Suivent les meetings de la L.C.R - L.O (3.06) et des Verts (4.06). A.Krivine, comme D.Cohn-Bendit, iront rendre visite à Lila au CCO et dénonceront ouvertement le principe de la double peine. Malgré ces soutiens politiques, l'Elysée ne fait pas parvenir de réponses, mais prévoit une décision avant l'échéance des Européennes le 13 Juin. Pour Lila, Cela correspond à une périlleuse semaine d'attente : c'est la 6ème semaine qu'elle subit. Elle a perdu 16 kilos, le goût du sommeil, de la soif, et de la faim. L'inquiétude grandit, car les soutiens redoutent une action en force des autorités pour la prise en charge de Lila en milieu hospitalier.
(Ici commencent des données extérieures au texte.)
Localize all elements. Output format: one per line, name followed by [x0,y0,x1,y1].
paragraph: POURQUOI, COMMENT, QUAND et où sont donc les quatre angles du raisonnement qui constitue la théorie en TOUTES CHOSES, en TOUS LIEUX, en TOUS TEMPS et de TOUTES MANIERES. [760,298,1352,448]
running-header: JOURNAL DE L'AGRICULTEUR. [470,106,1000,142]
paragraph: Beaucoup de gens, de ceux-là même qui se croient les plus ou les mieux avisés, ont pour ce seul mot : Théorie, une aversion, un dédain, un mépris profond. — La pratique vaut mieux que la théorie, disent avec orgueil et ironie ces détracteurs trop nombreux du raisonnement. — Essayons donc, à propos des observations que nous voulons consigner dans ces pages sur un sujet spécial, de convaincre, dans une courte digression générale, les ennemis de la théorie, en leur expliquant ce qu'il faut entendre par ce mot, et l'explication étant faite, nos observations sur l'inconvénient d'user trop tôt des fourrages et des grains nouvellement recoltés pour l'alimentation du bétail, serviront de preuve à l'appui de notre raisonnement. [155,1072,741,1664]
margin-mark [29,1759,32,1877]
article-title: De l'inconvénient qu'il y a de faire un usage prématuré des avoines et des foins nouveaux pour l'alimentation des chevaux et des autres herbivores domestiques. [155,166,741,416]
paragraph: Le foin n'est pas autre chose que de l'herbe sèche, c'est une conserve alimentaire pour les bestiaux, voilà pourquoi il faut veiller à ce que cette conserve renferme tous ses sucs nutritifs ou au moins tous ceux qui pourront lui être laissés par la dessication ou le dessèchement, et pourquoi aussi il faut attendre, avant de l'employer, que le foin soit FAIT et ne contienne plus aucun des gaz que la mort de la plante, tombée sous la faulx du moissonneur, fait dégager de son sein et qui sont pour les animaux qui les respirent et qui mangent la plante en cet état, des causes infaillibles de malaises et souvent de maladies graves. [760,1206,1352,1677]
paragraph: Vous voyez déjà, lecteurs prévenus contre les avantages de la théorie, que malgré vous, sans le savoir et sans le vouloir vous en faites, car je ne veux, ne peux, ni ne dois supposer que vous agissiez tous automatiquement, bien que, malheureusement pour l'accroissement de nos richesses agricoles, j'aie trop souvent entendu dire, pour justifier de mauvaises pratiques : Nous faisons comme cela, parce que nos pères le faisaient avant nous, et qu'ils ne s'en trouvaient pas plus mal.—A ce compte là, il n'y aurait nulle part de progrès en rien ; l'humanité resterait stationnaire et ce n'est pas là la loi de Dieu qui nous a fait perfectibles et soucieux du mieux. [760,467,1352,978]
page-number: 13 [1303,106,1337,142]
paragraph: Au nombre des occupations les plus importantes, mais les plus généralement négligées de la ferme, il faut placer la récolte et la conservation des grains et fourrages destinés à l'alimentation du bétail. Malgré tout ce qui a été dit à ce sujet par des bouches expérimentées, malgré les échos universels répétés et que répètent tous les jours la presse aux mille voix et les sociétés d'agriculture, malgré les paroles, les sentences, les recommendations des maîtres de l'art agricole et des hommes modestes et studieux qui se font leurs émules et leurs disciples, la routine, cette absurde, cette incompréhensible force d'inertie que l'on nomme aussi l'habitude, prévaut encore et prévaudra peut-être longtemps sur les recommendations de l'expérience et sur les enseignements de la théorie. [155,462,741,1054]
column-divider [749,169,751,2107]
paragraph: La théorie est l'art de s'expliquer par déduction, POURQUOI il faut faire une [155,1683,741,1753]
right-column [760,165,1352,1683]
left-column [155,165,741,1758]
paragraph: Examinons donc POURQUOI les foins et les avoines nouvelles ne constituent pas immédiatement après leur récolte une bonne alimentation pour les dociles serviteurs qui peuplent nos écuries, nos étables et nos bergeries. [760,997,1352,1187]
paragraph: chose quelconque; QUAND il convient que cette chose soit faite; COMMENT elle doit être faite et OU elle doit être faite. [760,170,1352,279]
C'est donc en proie à une immense fatigue, malgré une tension instable, que Lila attend, désespérément.
Elle déclare dans la presse que c'est sa dernière chance, pour ses enfants et pour elle, de ne plus être frappée par cette triple peine. Samedi, un rassemblement Place Bellecour, réunit, une fois de plus, quelques centaines de soutiens, et nous permet de récupérer quelques pétitions réclamant la grâce de Moncef.
Malheureusement, le mercredi 9, plusieurs sources nous informent du rejet de la demande de grâce présidentielle.
Lila, épuisée, écoeurée, préfère pour l'instant cesser son combat et fêter les cinq ans de sa fille Meïssa, le 12 Juin.
Le verdict tombe en fait vendredi 11 Juin au matin : " Il n'a pas paru possible de réserver une suite favorable à votre requête ". Le courrier du Ministère de la Justice est abrupt et irrévocable.
C'est abattus que nous informons les passants de la rue de la République, qui connaissent à présent bien Lila, du tragique dénouement de notre lutte. En début d'après-midi, le samedi 12 Juin, Lila, entourée par quelques soutiens rebaptisent symboliquement le Cours de la Liberté, où se situe la préfecture et la Fédération Départementale du P.S., " l'impasse de la Double Peine ".
Le 14 Juin, Place des Terreaux, Lila et le comité annoncent vouloir continuer le combat contre la double peine en entamant un travail de fond axé sur le long terme.
" j'ai perdu une bataille, mais je n'ai pas perdu la guerre " : Lila refuse donc de plus bel l'intolérable et compte bien se battre, d'abord pour ses enfants, en démontrant au juge de la cour d'appel de Lyon que Meïssa et Hacen ne sont pas des pions dans une stratégie juridique , mais des enfants qui veulent vivre avec leur père, librement.
Plusieurs réunions sont dès lors organisées par le Comité, avec l'objectif à courte échéance de " remobiliser les troupes ", et de pouvoir mettre sur pieds les actions à venir : un meeting réunissant les soutiens et les acteurs politiques, et une manifestation nationale. Cela en vue d'obtenir au plus vite la mise en application de la circulaire Chanet, et de continuer à se battre à long terme, contre ce principe de " double peine " : aberration juridique entachant le blason démocratique de la France, et ne pouvant rester indéfiniment sans issue.